De Achtste Dag | The Eighth Day

Trans-media Performance in Frascati Theater premiered in 2016 on future scenario’s. Elements continue to be performed/evolved. A collective thought experiment dividing the audience in utopians and dystopians. Directed by Victorine van Alphen, Starring the Artists Katinka de Jonge, Celine Talens, Actors Dilan Yurdakul, Sieger Baljon, Bram Remie & Writer Lotte Landman

“…But on a crucial point, van Alphen takes distance from the futurists: she opposes it with sensuality. In ‘De Achtste Dag’, van Alphen clashes the idea of the future with the human quality of sensuality. Right when you as an audience member are being drowned into the immersive audiovisual-landscape, there is a live actor that engages with you on a very intimate, sensitive level. Every time you are lured into an intellectual, and rather radical, vision of the future, you are reminded of the power of the theatre: that it is a live-experience where the audience and the makers alike have the possibility to touch each other.
This confrontation reaches its climax in a beautiful monologue in which Sieger Baljon begs us not to forget the body. In ever-widening circles, he slowly removes his body from the room, until only his voice is left. Only to return naked, with VR-glasses over his eyes, to walk the room one last time. It is at the same time a warning and an ode to the fragility of our sensuality. “

Click Serata Futurista 2.0 for the entire review by Dramaturgist and Philosopher L. De Groen.

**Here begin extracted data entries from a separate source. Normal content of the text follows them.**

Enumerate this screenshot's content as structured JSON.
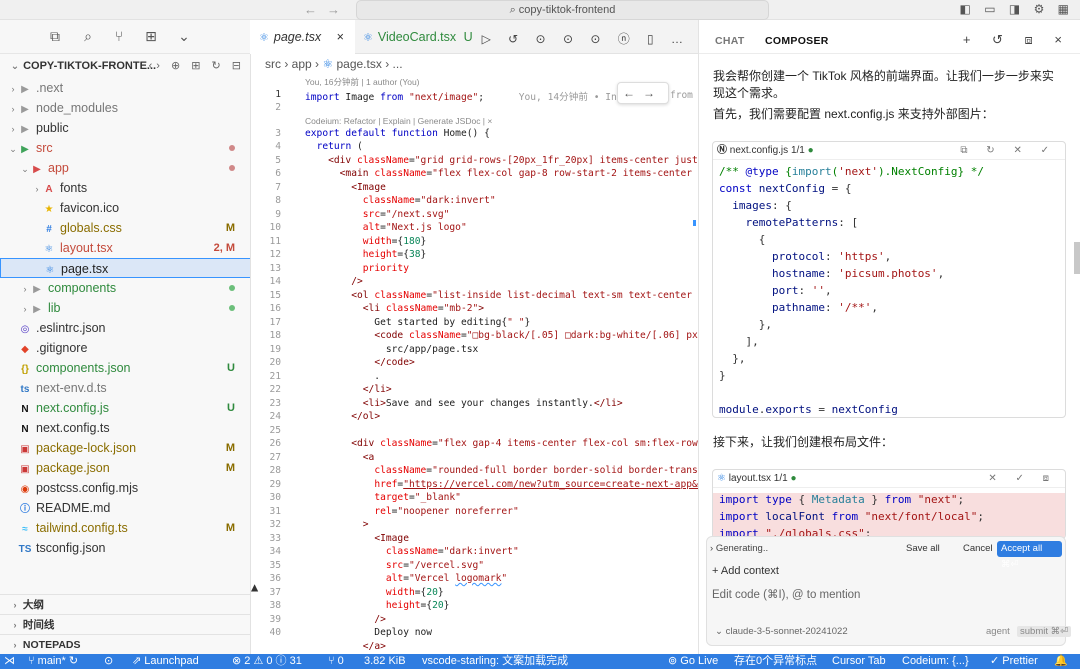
{
  "window": {
    "search_text": "copy-tiktok-frontend"
  },
  "explorer": {
    "title": "COPY-TIKTOK-FRONTE...",
    "items": [
      {
        "label": ".next",
        "color": "#777777",
        "icon": "folder",
        "twisty": "›"
      },
      {
        "label": "node_modules",
        "color": "#777777",
        "icon": "folder",
        "twisty": "›"
      },
      {
        "label": "public",
        "color": "#333333",
        "icon": "folder",
        "twisty": "›"
      },
      {
        "label": "src",
        "color": "#c44b3c",
        "icon": "folder-src",
        "twisty": "⌄",
        "dot": "#d08989"
      },
      {
        "label": "app",
        "color": "#c44b3c",
        "icon": "folder-app",
        "twisty": "⌄",
        "dot": "#d08989"
      },
      {
        "label": "fonts",
        "color": "#333333",
        "icon": "folder-font",
        "twisty": "›"
      },
      {
        "label": "favicon.ico",
        "color": "#333333",
        "icon": "star-icon"
      },
      {
        "label": "globals.css",
        "color": "#8a6d00",
        "icon": "css-icon",
        "badge": "M",
        "badge_color": "#8a6d00"
      },
      {
        "label": "layout.tsx",
        "color": "#c44b3c",
        "icon": "react-icon",
        "badge": "2, M",
        "badge_color": "#c44b3c"
      },
      {
        "label": "page.tsx",
        "color": "#222222",
        "icon": "react-icon",
        "selected": true
      },
      {
        "label": "components",
        "color": "#2f8a3d",
        "icon": "folder",
        "twisty": "›",
        "dot": "#6cbf7b"
      },
      {
        "label": "lib",
        "color": "#2f8a3d",
        "icon": "folder",
        "twisty": "›",
        "dot": "#6cbf7b"
      },
      {
        "label": ".eslintrc.json",
        "color": "#333333",
        "icon": "eslint-icon"
      },
      {
        "label": ".gitignore",
        "color": "#333333",
        "icon": "git-icon"
      },
      {
        "label": "components.json",
        "color": "#2f8a3d",
        "icon": "json-icon",
        "badge": "U",
        "badge_color": "#2f8a3d"
      },
      {
        "label": "next-env.d.ts",
        "color": "#777777",
        "icon": "ts-icon"
      },
      {
        "label": "next.config.js",
        "color": "#2f8a3d",
        "icon": "next-icon",
        "badge": "U",
        "badge_color": "#2f8a3d"
      },
      {
        "label": "next.config.ts",
        "color": "#333333",
        "icon": "next-icon"
      },
      {
        "label": "package-lock.json",
        "color": "#8a6d00",
        "icon": "npm-icon",
        "badge": "M",
        "badge_color": "#8a6d00"
      },
      {
        "label": "package.json",
        "color": "#8a6d00",
        "icon": "npm-icon",
        "badge": "M",
        "badge_color": "#8a6d00"
      },
      {
        "label": "postcss.config.mjs",
        "color": "#333333",
        "icon": "postcss-icon"
      },
      {
        "label": "README.md",
        "color": "#333333",
        "icon": "info-icon"
      },
      {
        "label": "tailwind.config.ts",
        "color": "#8a6d00",
        "icon": "tailwind-icon",
        "badge": "M",
        "badge_color": "#8a6d00"
      },
      {
        "label": "tsconfig.json",
        "color": "#333333",
        "icon": "tsconfig-icon"
      }
    ],
    "sections": [
      "大纲",
      "时间线",
      "NOTEPADS"
    ]
  },
  "editor": {
    "tabs": [
      {
        "label": "page.tsx",
        "suffix": "×"
      },
      {
        "label": "VideoCard.tsx",
        "suffix": "U"
      }
    ],
    "breadcrumb": [
      "src",
      "app",
      "page.tsx",
      "..."
    ],
    "blame": "You, 16分钟前 | 1 author (You)",
    "ghost_text": "You, 14分钟前 • Initi",
    "ghost_tail": "from",
    "codelens": "Codeium: Refactor | Explain | Generate JSDoc | ×",
    "line_numbers": [
      "1",
      "2",
      "3",
      "4",
      "5",
      "6",
      "7",
      "8",
      "9",
      "10",
      "11",
      "12",
      "13",
      "14",
      "15",
      "16",
      "17",
      "18",
      "19",
      "20",
      "21",
      "22",
      "23",
      "24",
      "25",
      "26",
      "27",
      "28",
      "29",
      "30",
      "31",
      "32",
      "33",
      "34",
      "35",
      "36",
      "37",
      "38",
      "39",
      "40"
    ]
  },
  "chat": {
    "tabs": [
      "CHAT",
      "COMPOSER"
    ],
    "intro": "我会帮你创建一个 TikTok 风格的前端界面。让我们一步一步来实现这个需求。",
    "step1": "首先，我们需要配置 next.config.js 来支持外部图片：",
    "block1": {
      "file": "next.config.js",
      "count": "1/1"
    },
    "step2": "接下来，让我们创建根布局文件：",
    "block2": {
      "file": "layout.tsx",
      "count": "1/1"
    },
    "generating": "Generating..",
    "save_all": "Save all",
    "cancel": "Cancel",
    "accept_all": "Accept all ⌘⏎",
    "add_context": "+ Add context",
    "placeholder": "Edit code (⌘I), @ to mention",
    "model": "claude-3-5-sonnet-20241022",
    "agent": "agent",
    "submit": "submit ⌘⏎"
  },
  "statusbar": {
    "branch": "main*",
    "launchpad": "Launchpad",
    "problems": "⊗ 2 ⚠ 0 ⓘ 31",
    "ports": "⑂ 0",
    "size": "3.82 KiB",
    "starling": "vscode-starling: 文案加载完成",
    "golive": "Go Live",
    "exceptions": "存在0个异常标点",
    "cursor_tab": "Cursor Tab",
    "codeium": "Codeium: {...}",
    "prettier": "✓ Prettier"
  }
}
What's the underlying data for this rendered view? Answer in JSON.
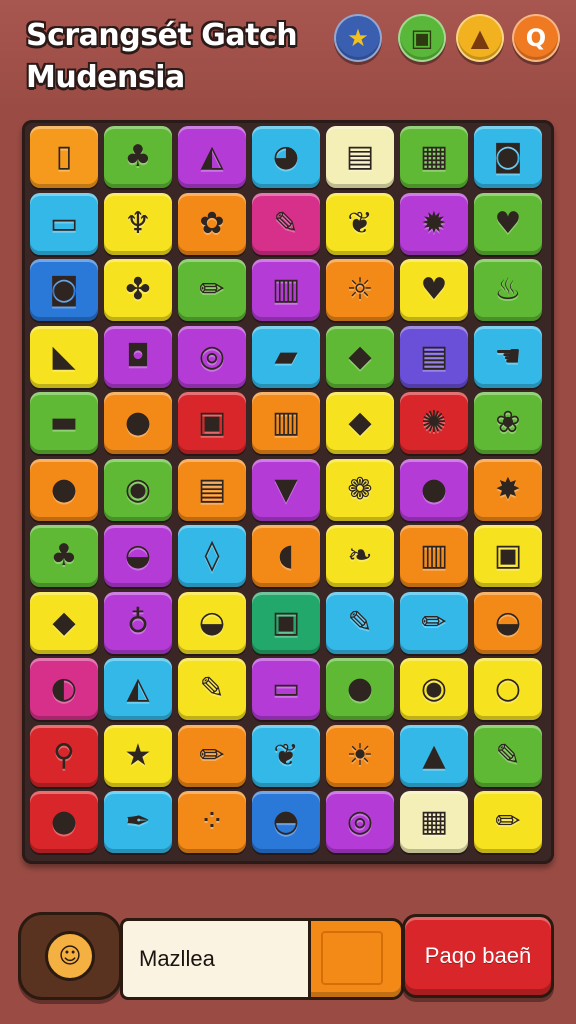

What is the future? Starting from this question, theatre- and filmmaker Victorine van Alphen started her project ‘De Achtste dag’. A performance that brings to mind the Serata Futurista; an eclectic evening that, with performances, artists and manifesto’s, gives a glimpse of what the future might look like. But where the futurists dreamed of a future with machines, van Alphen images the future to be in the realm of the digital.
  In the heart of a beamer-landscape that is produced by an algorithm, van Alphen in sitting behind a macbook. It is a fitting image, because it shows something frightening about the future; the future will be controlled by proceedings that we won’t understand. We can’t see whether she is implementing the algorithm or is controlling the human performances, all we know that she is in charge. Because the mechanics of the beamer-landscape and the soundscape are inconceivable for the layman, van Alphen gets an almost mythical power from behind her macbook. Apparently, she does understand the future. 

Van Alphen seems to have borrowed several aspects from the futurists. In ‘De Achtste dag’, the relation between the audience is put into question. When we enter the room, we are asked a few questions regarding the future. Are we optimistic? Do we believe it will be all right? Depending on our answers we are divided over two small tribunes. During the night several audience members are asked to come on stage to answer new questions about the future. It shows another aspect of the future: even though we can have an image of it, we lack all substantial knowledge.
  Another element that van Alphen took from the futurists is that the evening is a loving celebration of the future. Starting with the beamer-landscape, during the night a few video-artworks are being shown that visualize the future in a very loving and daring way. In the live-acts, the questions explore subtly, invitingly, what the future might hold: what will we do when we are going to be out of language? What is an actor without a body?

But on a crucial point van Alphen takes distance from the futurists: she opposes it with sensuality. In ‘De Achtste Dag’, van Alphen clashes the idea of the future with the human quality of sensuality. Right when you as an audience member are being drown into the beamer-landscape, there is a live actor that engages with you on a very intimate, sensitive level. Every time you are lured into an intellectual, and rather radical, vision of the future, you are being reminded of the power of the theatre: that it is a live-experience where the audience and the makers alike have the possibility to touch each other.
  This confrontation reaches its climax in a beautiful monologue in which Sieger Baljon bags us not to forget the body. In ever widening circles he slowly removes his body from the room, until only his voice is left. Only to return naked, with VR-glasses over his eyes, to walk the room one last time. It is at the same time a waring and an ode to the fragility of our sensuality. A plead for a loving, futurist future.